Vorsichtig, um nicht irgendwo anzustoßen, näherte er sich dem Leuchten, dessen Aktivität unaufhaltsam intensiver wurde. Seine Augen weiteten sich.

„Unmöglich...“

Die Inschrift auf den Steintafeln hatte begonnen zu glühen.

Schmidt war sprachlos. Gebannt starrte er auf das zauberhafte Schauspiel vor seinen Augen: Weißblaues Licht, in dem Millionen von winzigen Kristallen zu funkeln schienen, strömte aus den Buchstaben. Im nächsten Moment änderte sich dies. Die Zeichen erleuchteten in einem knalligen Pink, gleichzeitig fingen sie an, zu blinken, als wollten sie ihn vor etwas warnen.
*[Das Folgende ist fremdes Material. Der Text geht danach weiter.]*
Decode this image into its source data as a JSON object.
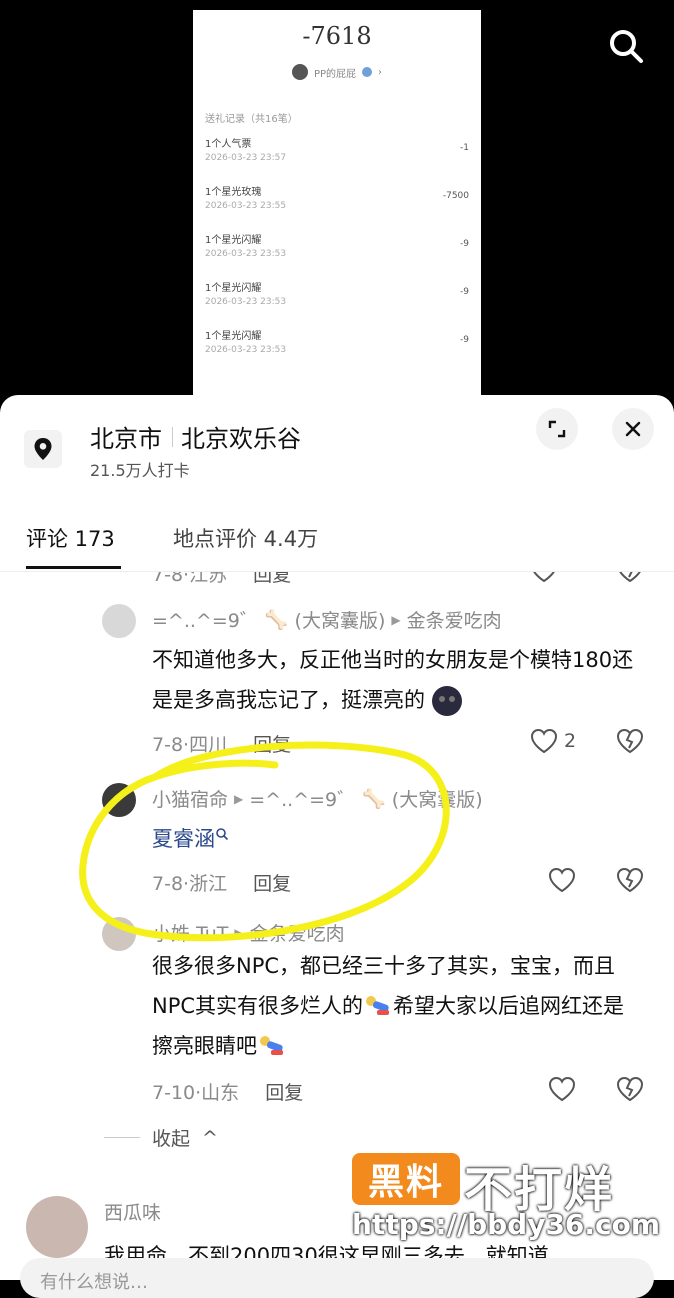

Mit einem Mal gewahrte Schmidt einen eisigen Hauch im Nacken, der sich nicht nur um seinen Körper, sondern auch um seinen Geist legte und mit erbarmungsloser Gewalt diesen zu zerquetschen drohte. Ehe sein Verstand registriert hatte, was vorging, hatte sein gesamter Körper begonnen, zu zittern. Das Knurren, das seine Ohren vernahmen, spiegelte puren Hass und Mordlust wider. Er wollte sich nicht umdrehen, doch tat er es im Affekt.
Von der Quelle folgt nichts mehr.